"Франсуа Мориак. Пустыня любви" - читать интересную книгу автора

от страданий. Пусть она знала только один род любви - когда приходится
бегать за недоступным тебе человеком, а он даже не оборачивается в твою
сторону, - ее неспособность добиться от него хотя бы участливого взгляда не
позволяла ей даже предположить, что с другой женщиной доктор может быть
иным. Нет, она не хотела верить, что существует женщина, способная вырвать
доктора из этого непостижимого мира, где ведутся наблюдения и статистика,
где между двумя стеклышками растираются капли крови и гноя, и ей суждено
было жить годы и годы, не ведая, что порой лаборатория по вечерам пустовала
и больные напрасно ждали того, кто бы мог принести им облегчение, а он в это
самое время предпочитал неподвижно сидеть в полумраке душной плюшевой
гостиной, глядя на лежащую перед ним женщину.
Чтобы выкроить посреди работы эти тайные передышки, доктор вынужден был
трудиться с двойным напряжением сил, он расчищал путь, стремясь доставить
себе наконец эти минуты безмолвного влюбленного созерцания, когда он утолял
свое желание неотрывным взглядом. Иногда незадолго до этого вожделенного
часа он получал от Марии Кросс записку: сегодня она занята, лицо, от
которого она зависит, дает ужин в загородном ресторане, и если в конце
своего послания Мария Кросс не назначала ему другой день и час, у доктора
пропадала охота жить.
Будто по мановению волшебной палочки, вся его жизнь сразу
перестраивалась в угоду этому новому свиданию: как бы он ни был занят, он,
словно искусный шахматист, с одного взгляда усматривал возможные комбинации:
что нужно переставить, изменить, чтобы минута в минуту очутиться в душной
плюшевой гостиной и молча сесть в кресло, глядя на лежащую перед ним
женщину. А если она не успевала его предупредить и назначенный час проходил
в напрасном ожидании, доктор утешал себя, рассуждая: "Сейчас наше свидание
все равно бы уже кончилось, а так это счастье у меня еще впереди". Ему было
чем заполнить оставшиеся до встречи дни: лучшим убежищем для него служила
лаборатория; здесь он переставал думать о своей любви; занятия наукой как бы
отменяли время, поглощая часы и часы, пока не наступала наконец минута,
когда можно было переступить порог того дома за Таланской церковью, где жила
Мария Кросс.

Терзаемый любовью, доктор в то лето не слишком присматривался к сыну.
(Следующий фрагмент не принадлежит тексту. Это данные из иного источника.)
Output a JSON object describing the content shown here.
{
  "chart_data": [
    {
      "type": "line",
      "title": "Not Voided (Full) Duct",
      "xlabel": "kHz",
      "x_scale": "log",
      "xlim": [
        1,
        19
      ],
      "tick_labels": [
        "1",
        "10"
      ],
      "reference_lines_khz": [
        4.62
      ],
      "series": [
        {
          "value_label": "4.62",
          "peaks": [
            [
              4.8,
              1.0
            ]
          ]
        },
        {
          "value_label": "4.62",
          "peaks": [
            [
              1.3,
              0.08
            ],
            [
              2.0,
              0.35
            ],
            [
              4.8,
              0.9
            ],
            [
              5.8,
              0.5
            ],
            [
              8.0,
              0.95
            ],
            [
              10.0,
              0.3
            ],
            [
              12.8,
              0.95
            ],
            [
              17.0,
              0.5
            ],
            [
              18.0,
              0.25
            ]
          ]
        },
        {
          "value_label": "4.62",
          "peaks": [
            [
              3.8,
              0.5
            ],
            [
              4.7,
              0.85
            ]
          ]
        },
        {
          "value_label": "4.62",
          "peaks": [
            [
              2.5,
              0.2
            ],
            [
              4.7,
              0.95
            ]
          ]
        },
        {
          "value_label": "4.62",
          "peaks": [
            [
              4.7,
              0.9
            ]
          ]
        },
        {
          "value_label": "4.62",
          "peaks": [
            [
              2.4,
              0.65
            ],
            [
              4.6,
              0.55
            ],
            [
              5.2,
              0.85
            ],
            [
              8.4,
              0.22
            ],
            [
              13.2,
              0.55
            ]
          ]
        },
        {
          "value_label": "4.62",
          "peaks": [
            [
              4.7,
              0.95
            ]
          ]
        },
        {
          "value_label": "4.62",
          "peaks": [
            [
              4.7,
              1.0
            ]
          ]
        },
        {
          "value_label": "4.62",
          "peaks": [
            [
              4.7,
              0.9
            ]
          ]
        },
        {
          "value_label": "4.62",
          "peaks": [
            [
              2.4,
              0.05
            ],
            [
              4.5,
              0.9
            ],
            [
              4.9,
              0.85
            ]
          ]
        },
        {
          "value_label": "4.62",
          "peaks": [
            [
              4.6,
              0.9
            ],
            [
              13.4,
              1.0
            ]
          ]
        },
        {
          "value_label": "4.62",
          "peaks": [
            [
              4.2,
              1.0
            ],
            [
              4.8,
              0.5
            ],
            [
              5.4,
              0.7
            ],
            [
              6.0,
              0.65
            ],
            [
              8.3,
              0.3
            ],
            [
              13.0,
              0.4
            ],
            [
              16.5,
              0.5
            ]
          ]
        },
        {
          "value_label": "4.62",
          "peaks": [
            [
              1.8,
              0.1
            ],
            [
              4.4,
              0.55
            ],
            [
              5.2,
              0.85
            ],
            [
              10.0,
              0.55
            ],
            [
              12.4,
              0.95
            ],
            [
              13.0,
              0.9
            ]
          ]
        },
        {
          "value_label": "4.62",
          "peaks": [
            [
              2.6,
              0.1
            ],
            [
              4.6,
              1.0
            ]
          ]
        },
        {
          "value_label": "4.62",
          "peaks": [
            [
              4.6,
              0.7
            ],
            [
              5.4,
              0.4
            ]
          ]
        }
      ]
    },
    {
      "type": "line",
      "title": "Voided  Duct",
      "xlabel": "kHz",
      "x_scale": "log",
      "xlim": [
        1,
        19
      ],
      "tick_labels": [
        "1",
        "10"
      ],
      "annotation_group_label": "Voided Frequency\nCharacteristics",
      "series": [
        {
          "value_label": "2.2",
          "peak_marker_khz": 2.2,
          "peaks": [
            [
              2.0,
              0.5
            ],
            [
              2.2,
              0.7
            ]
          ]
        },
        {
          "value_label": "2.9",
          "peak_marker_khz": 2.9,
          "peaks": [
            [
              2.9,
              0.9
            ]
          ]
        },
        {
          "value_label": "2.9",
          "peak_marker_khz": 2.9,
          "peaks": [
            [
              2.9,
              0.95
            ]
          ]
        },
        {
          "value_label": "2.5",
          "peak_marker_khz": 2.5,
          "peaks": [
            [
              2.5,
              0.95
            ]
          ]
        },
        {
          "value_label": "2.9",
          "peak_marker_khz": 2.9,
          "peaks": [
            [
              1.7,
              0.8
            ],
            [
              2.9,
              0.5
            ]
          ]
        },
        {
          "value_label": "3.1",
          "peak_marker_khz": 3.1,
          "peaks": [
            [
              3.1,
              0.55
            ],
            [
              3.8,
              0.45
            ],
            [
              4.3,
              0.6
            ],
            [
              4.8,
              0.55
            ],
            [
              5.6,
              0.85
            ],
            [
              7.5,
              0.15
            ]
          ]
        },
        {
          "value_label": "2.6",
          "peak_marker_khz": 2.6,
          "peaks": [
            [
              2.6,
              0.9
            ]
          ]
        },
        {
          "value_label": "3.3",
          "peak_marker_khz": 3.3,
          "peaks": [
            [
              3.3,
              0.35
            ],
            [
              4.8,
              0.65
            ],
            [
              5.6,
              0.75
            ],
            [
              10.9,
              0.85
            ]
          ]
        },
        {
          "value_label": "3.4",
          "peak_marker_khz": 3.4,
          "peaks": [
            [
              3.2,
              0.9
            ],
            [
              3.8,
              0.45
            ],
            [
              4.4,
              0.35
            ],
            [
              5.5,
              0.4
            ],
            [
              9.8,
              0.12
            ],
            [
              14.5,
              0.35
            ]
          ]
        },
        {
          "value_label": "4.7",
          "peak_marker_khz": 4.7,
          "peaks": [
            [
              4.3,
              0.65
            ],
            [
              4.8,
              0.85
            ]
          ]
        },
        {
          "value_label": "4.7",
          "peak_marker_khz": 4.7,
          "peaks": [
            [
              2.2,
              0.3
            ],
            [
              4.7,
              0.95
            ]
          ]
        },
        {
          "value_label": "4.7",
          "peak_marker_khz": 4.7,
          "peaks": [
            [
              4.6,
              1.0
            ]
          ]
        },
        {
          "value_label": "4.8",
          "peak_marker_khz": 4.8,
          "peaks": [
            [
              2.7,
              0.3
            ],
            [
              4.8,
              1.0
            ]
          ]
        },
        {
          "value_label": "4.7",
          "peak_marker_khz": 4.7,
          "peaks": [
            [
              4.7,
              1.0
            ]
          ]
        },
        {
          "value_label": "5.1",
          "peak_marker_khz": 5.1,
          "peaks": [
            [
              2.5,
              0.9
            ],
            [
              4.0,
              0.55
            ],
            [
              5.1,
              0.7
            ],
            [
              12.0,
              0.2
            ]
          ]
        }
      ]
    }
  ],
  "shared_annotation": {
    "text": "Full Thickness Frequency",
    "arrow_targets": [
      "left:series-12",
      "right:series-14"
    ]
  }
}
Посвященный во множество постыдных тайн, он часто говорил: "Мы почему-то
думаем, что так называемые "происшествия" нас не касаются, что убийство,
самоубийство, бесчестье - это удел других, а вместе с тем... А вместе с тем
он так никогда и не узнал, что в те смертельно жаркие августовские дни его
сын едва не совершил непоправимое. Раймону хотелось бежать и в то же время
хотелось спрятаться, стать невидимкой. Он не осмеливался войти в кафе, в
магазин. Ему случалось по десять раз проходить мимо какой-нибудь двери,
прежде чем он решался ее отворить. Эта фобия делала бегство для него
невозможным, а дома он задыхался. Вечерами ему нередко казалось, что самый
простой выход - это смерть, и тогда он выдвигал ящик письменного стола, где
отец держал револьвер старого образца; но Богу не было угодно, чтобы мальчик
нашел пули. Однажды днем, пройдя через поникшие виноградники, Раймон
спустился под уклон выгоревшей лужайки к рыбному садку: он надеялся, что
водоросли и мхи оплетут ему ноги своими побегами, что он не сможет выбраться
из гнилой воды и под конец глаза и рот его наполнятся тиной; никто его
больше не увидит, да и ему не придется больше терпеть на себе чужие взгляды.